Femizide in Deutschland verurteilen und stoppen

Femizide in Deutschland verurteilen und stoppen

Zum Internationalen Tag gegen Gewalt gegen Frauen – Gedenken an die ermordeten Frauen

End Violence Against Women Now. Bildnachweis: Alliance for Liberals and Democrats for Europe, Lizenz: Creative Commons CC BY-ND 2.0

Der Arbeitskreis Frauengesundheit in Medizin, Psychotherapie und Gesellschaft e.V. (AKF), das Bündnis für sexuelle Selbstbestimmung und das Netzwerk Frauengesundheit Berlin machen erneut auf die hohe Anzahl von Frauen, die Todesopfer von Gewalt sind, aufmerksam. Femizide sind nicht zu tolerieren. Am 25. November 2018 gedenkt der AKF an die ermordeten Frauen und fordert alle verantwortlichen Stellen von Bund, Ländern und Kommunen auf, sich aktiv für einen Stopp der Gewalt, Sensibilisierung und Ressourcen, um Frauen zu schützen, einzusetzen.

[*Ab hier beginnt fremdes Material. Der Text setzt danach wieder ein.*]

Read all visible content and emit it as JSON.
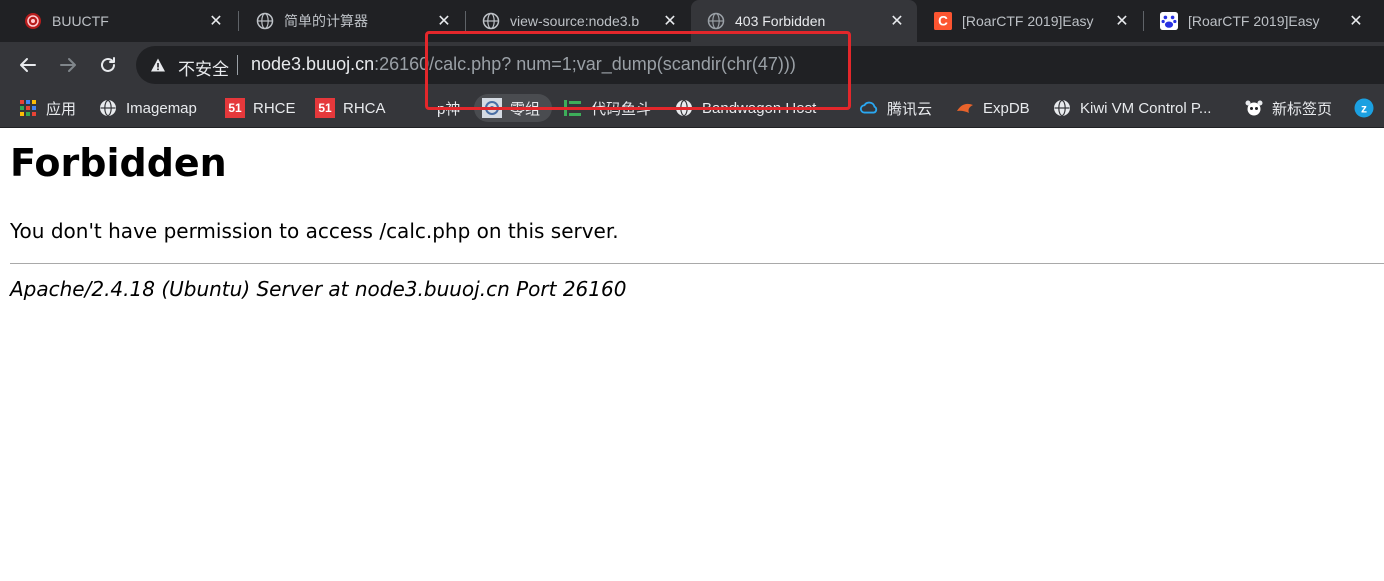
{
  "tabs": [
    {
      "title": "BUUCTF",
      "icon": "buuctf-logo-icon",
      "active": false
    },
    {
      "title": "简单的计算器",
      "icon": "globe-icon",
      "active": false
    },
    {
      "title": "view-source:node3.b",
      "icon": "globe-icon",
      "active": false
    },
    {
      "title": "403 Forbidden",
      "icon": "globe-icon",
      "active": true
    },
    {
      "title": "[RoarCTF 2019]Easy",
      "icon": "csdn-icon",
      "active": false
    },
    {
      "title": "[RoarCTF 2019]Easy",
      "icon": "baidu-paw-icon",
      "active": false
    }
  ],
  "toolbar": {
    "back": "back-arrow-icon",
    "forward": "forward-arrow-icon",
    "reload": "reload-icon"
  },
  "omnibox": {
    "security_label": "不安全",
    "url_host": "node3.buuoj.cn",
    "url_rest": ":26160/calc.php? num=1;var_dump(scandir(chr(47)))"
  },
  "bookmarks": [
    {
      "label": "应用",
      "icon": "apps-grid-icon"
    },
    {
      "label": "Imagemap",
      "icon": "globe-icon"
    },
    {
      "label": "RHCE",
      "icon": "badge-51-icon"
    },
    {
      "label": "RHCA",
      "icon": "badge-51-icon"
    },
    {
      "label": "p神",
      "icon": ""
    },
    {
      "label": "零组",
      "icon": "zero-group-icon"
    },
    {
      "label": "代码鱼斗",
      "icon": "code-fish-icon"
    },
    {
      "label": "Bandwagon Host",
      "icon": "globe-icon"
    },
    {
      "label": "腾讯云",
      "icon": "tencent-cloud-icon"
    },
    {
      "label": "ExpDB",
      "icon": "expdb-icon"
    },
    {
      "label": "Kiwi VM Control P...",
      "icon": "globe-icon"
    },
    {
      "label": "新标签页",
      "icon": "panda-icon"
    },
    {
      "label": "",
      "icon": "zhihu-icon"
    }
  ],
  "badge_text": "51",
  "page": {
    "heading": "Forbidden",
    "message": "You don't have permission to access /calc.php on this server.",
    "server_signature": "Apache/2.4.18 (Ubuntu) Server at node3.buuoj.cn Port 26160"
  },
  "colors": {
    "tabstrip": "#202124",
    "toolbar": "#35363a",
    "highlight": "#e3272b",
    "csdn": "#fc5531",
    "baidu": "#2932e1"
  }
}
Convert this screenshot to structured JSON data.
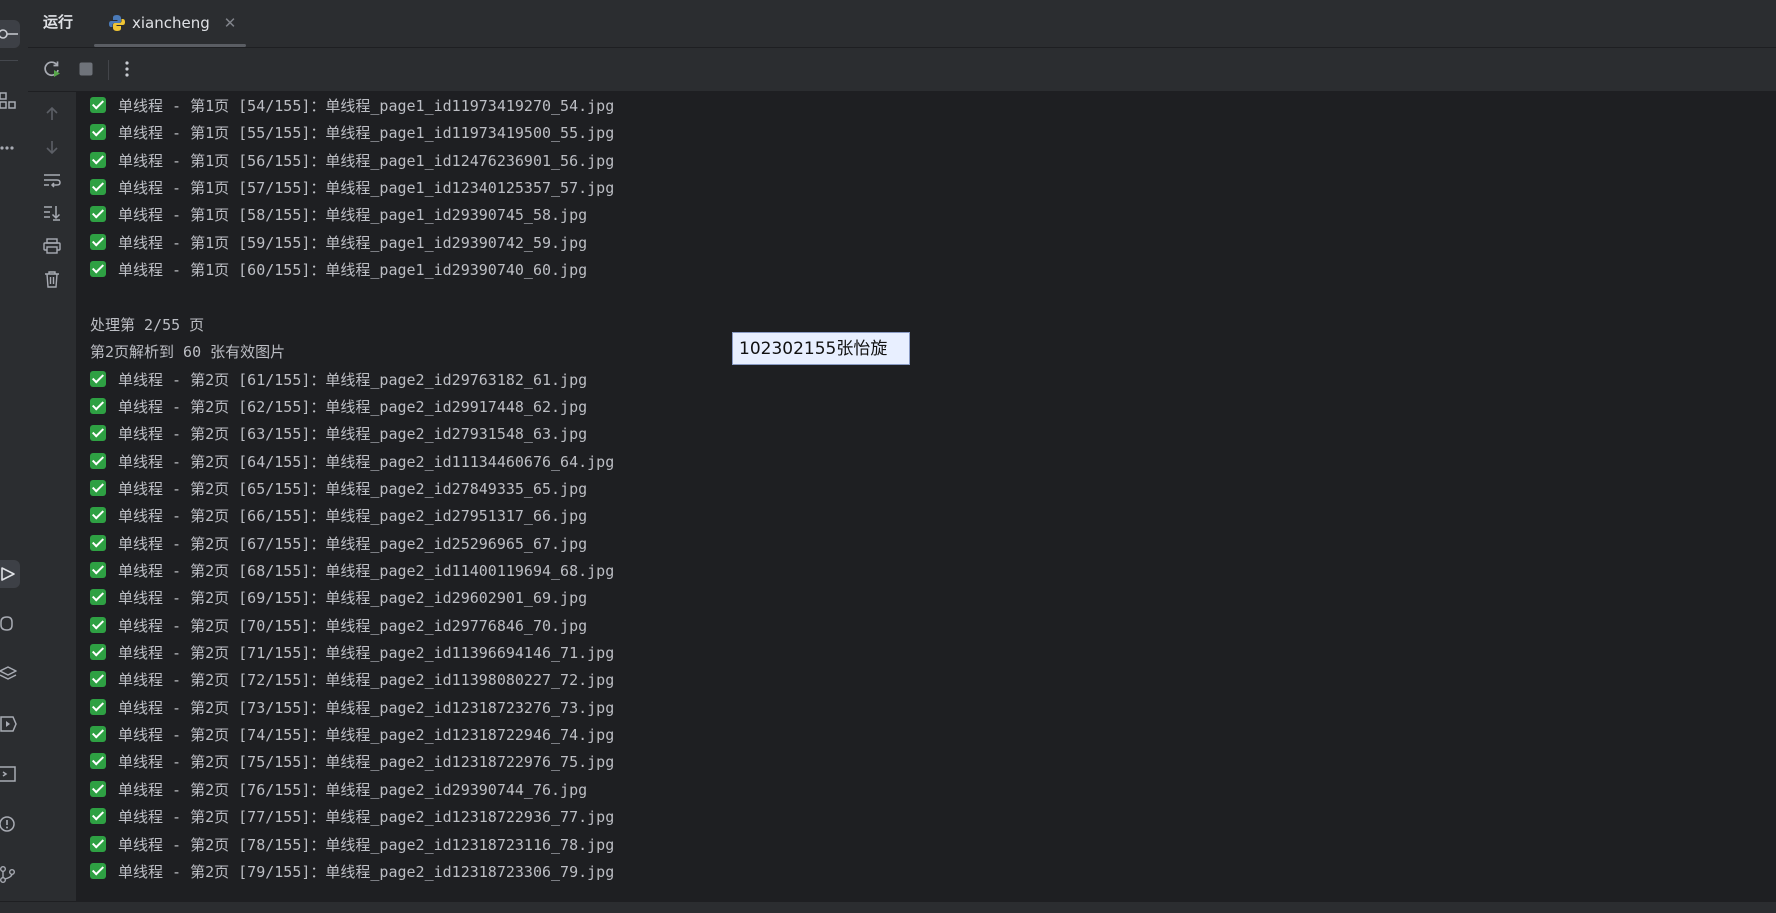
{
  "toolwindow": {
    "title": "运行"
  },
  "tab": {
    "label": "xiancheng",
    "close": "✕"
  },
  "console": {
    "lines": [
      {
        "check": true,
        "text": "单线程 - 第1页 [54/155]：单线程_page1_id11973419270_54.jpg"
      },
      {
        "check": true,
        "text": "单线程 - 第1页 [55/155]：单线程_page1_id11973419500_55.jpg"
      },
      {
        "check": true,
        "text": "单线程 - 第1页 [56/155]：单线程_page1_id12476236901_56.jpg"
      },
      {
        "check": true,
        "text": "单线程 - 第1页 [57/155]：单线程_page1_id12340125357_57.jpg"
      },
      {
        "check": true,
        "text": "单线程 - 第1页 [58/155]：单线程_page1_id29390745_58.jpg"
      },
      {
        "check": true,
        "text": "单线程 - 第1页 [59/155]：单线程_page1_id29390742_59.jpg"
      },
      {
        "check": true,
        "text": "单线程 - 第1页 [60/155]：单线程_page1_id29390740_60.jpg"
      },
      {
        "check": false,
        "text": ""
      },
      {
        "check": false,
        "text": "处理第 2/55 页"
      },
      {
        "check": false,
        "text": "第2页解析到 60 张有效图片"
      },
      {
        "check": true,
        "text": "单线程 - 第2页 [61/155]：单线程_page2_id29763182_61.jpg"
      },
      {
        "check": true,
        "text": "单线程 - 第2页 [62/155]：单线程_page2_id29917448_62.jpg"
      },
      {
        "check": true,
        "text": "单线程 - 第2页 [63/155]：单线程_page2_id27931548_63.jpg"
      },
      {
        "check": true,
        "text": "单线程 - 第2页 [64/155]：单线程_page2_id11134460676_64.jpg"
      },
      {
        "check": true,
        "text": "单线程 - 第2页 [65/155]：单线程_page2_id27849335_65.jpg"
      },
      {
        "check": true,
        "text": "单线程 - 第2页 [66/155]：单线程_page2_id27951317_66.jpg"
      },
      {
        "check": true,
        "text": "单线程 - 第2页 [67/155]：单线程_page2_id25296965_67.jpg"
      },
      {
        "check": true,
        "text": "单线程 - 第2页 [68/155]：单线程_page2_id11400119694_68.jpg"
      },
      {
        "check": true,
        "text": "单线程 - 第2页 [69/155]：单线程_page2_id29602901_69.jpg"
      },
      {
        "check": true,
        "text": "单线程 - 第2页 [70/155]：单线程_page2_id29776846_70.jpg"
      },
      {
        "check": true,
        "text": "单线程 - 第2页 [71/155]：单线程_page2_id11396694146_71.jpg"
      },
      {
        "check": true,
        "text": "单线程 - 第2页 [72/155]：单线程_page2_id11398080227_72.jpg"
      },
      {
        "check": true,
        "text": "单线程 - 第2页 [73/155]：单线程_page2_id12318723276_73.jpg"
      },
      {
        "check": true,
        "text": "单线程 - 第2页 [74/155]：单线程_page2_id12318722946_74.jpg"
      },
      {
        "check": true,
        "text": "单线程 - 第2页 [75/155]：单线程_page2_id12318722976_75.jpg"
      },
      {
        "check": true,
        "text": "单线程 - 第2页 [76/155]：单线程_page2_id29390744_76.jpg"
      },
      {
        "check": true,
        "text": "单线程 - 第2页 [77/155]：单线程_page2_id12318722936_77.jpg"
      },
      {
        "check": true,
        "text": "单线程 - 第2页 [78/155]：单线程_page2_id12318723116_78.jpg"
      },
      {
        "check": true,
        "text": "单线程 - 第2页 [79/155]：单线程_page2_id12318723306_79.jpg"
      }
    ]
  },
  "overlay": {
    "label": "102302155张怡旋"
  },
  "colors": {
    "check": "#2ea043",
    "text": "#bcbec4",
    "background": "#1e1f22",
    "panel": "#2b2d30"
  }
}
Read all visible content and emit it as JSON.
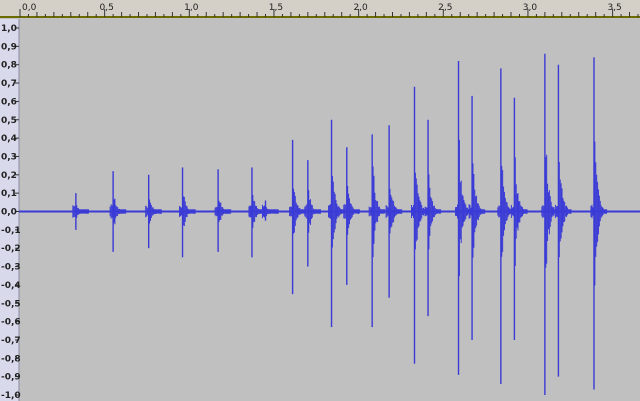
{
  "track": {
    "ruler_labels": [
      "0,0",
      "0,5",
      "1,0",
      "1,5",
      "2,0",
      "2,5",
      "3,0",
      "3,5"
    ],
    "amplitude_labels": [
      "1,0",
      "0,9",
      "0,8",
      "0,7",
      "0,6",
      "0,5",
      "0,4",
      "0,3",
      "0,2",
      "0,1",
      "0,0",
      "-0,1",
      "-0,2",
      "-0,3",
      "-0,4",
      "-0,5",
      "-0,6",
      "-0,7",
      "-0,8",
      "-0,9",
      "-1,0"
    ],
    "colors": {
      "background": "#c0c0c0",
      "ruler": "#d4d0c8",
      "scale_panel": "#d9d9ec",
      "waveform": "#3a3ad6",
      "baseline": "#3a3ad6",
      "ruler_accent": "#6b6b00"
    }
  },
  "chart_data": {
    "type": "area",
    "x_axis": {
      "label": "",
      "unit": "",
      "range": [
        0.0,
        3.65
      ],
      "ticks": [
        0.0,
        0.5,
        1.0,
        1.5,
        2.0,
        2.5,
        3.0,
        3.5
      ]
    },
    "y_axis": {
      "label": "",
      "range": [
        -1.0,
        1.0
      ],
      "ticks": [
        1.0,
        0.9,
        0.8,
        0.7,
        0.6,
        0.5,
        0.4,
        0.3,
        0.2,
        0.1,
        0.0,
        -0.1,
        -0.2,
        -0.3,
        -0.4,
        -0.5,
        -0.6,
        -0.7,
        -0.8,
        -0.9,
        -1.0
      ]
    },
    "series": [
      {
        "transients": [
          {
            "t": 0.33,
            "pos": 0.1,
            "neg": -0.1
          },
          {
            "t": 0.55,
            "pos": 0.22,
            "neg": -0.22
          },
          {
            "t": 0.76,
            "pos": 0.2,
            "neg": -0.2
          },
          {
            "t": 0.96,
            "pos": 0.24,
            "neg": -0.25
          },
          {
            "t": 1.17,
            "pos": 0.23,
            "neg": -0.22
          },
          {
            "t": 1.37,
            "pos": 0.24,
            "neg": -0.25
          },
          {
            "t": 1.45,
            "pos": 0.06,
            "neg": -0.05
          },
          {
            "t": 1.61,
            "pos": 0.39,
            "neg": -0.45
          },
          {
            "t": 1.7,
            "pos": 0.28,
            "neg": -0.3
          },
          {
            "t": 1.84,
            "pos": 0.5,
            "neg": -0.63
          },
          {
            "t": 1.93,
            "pos": 0.35,
            "neg": -0.4
          },
          {
            "t": 2.08,
            "pos": 0.42,
            "neg": -0.63
          },
          {
            "t": 2.18,
            "pos": 0.47,
            "neg": -0.47
          },
          {
            "t": 2.33,
            "pos": 0.68,
            "neg": -0.83
          },
          {
            "t": 2.41,
            "pos": 0.5,
            "neg": -0.57
          },
          {
            "t": 2.59,
            "pos": 0.82,
            "neg": -0.89
          },
          {
            "t": 2.67,
            "pos": 0.63,
            "neg": -0.7
          },
          {
            "t": 2.84,
            "pos": 0.78,
            "neg": -0.94
          },
          {
            "t": 2.92,
            "pos": 0.62,
            "neg": -0.7
          },
          {
            "t": 3.1,
            "pos": 0.86,
            "neg": -1.0
          },
          {
            "t": 3.18,
            "pos": 0.8,
            "neg": -0.9
          },
          {
            "t": 3.39,
            "pos": 0.84,
            "neg": -0.97
          }
        ],
        "noise_floor": 0.01
      }
    ],
    "grid": false
  }
}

Nach den Daten des Bundeskriminalamts zur Partnerschaftsgewalt (1) wurden im Jahr 2017 364 Frauen von ihrem Ehepartner oder Ex-Partner getötet. Das bedeutet, dass in Deutschland im Durchschnitt jeden Tag ein Mann seine Frau oder ehemalige Partnerin ermordet oder dies versucht. 11.839 Frauen wurden gefährliche und schwere Körperverletzungen zugefügt, davon 6 mit Todesfolge. Vor allem männliche (Ex-)Partner üben ein enormes und steigendes Ausmaß an Gewalt gegen Frauen aus (2).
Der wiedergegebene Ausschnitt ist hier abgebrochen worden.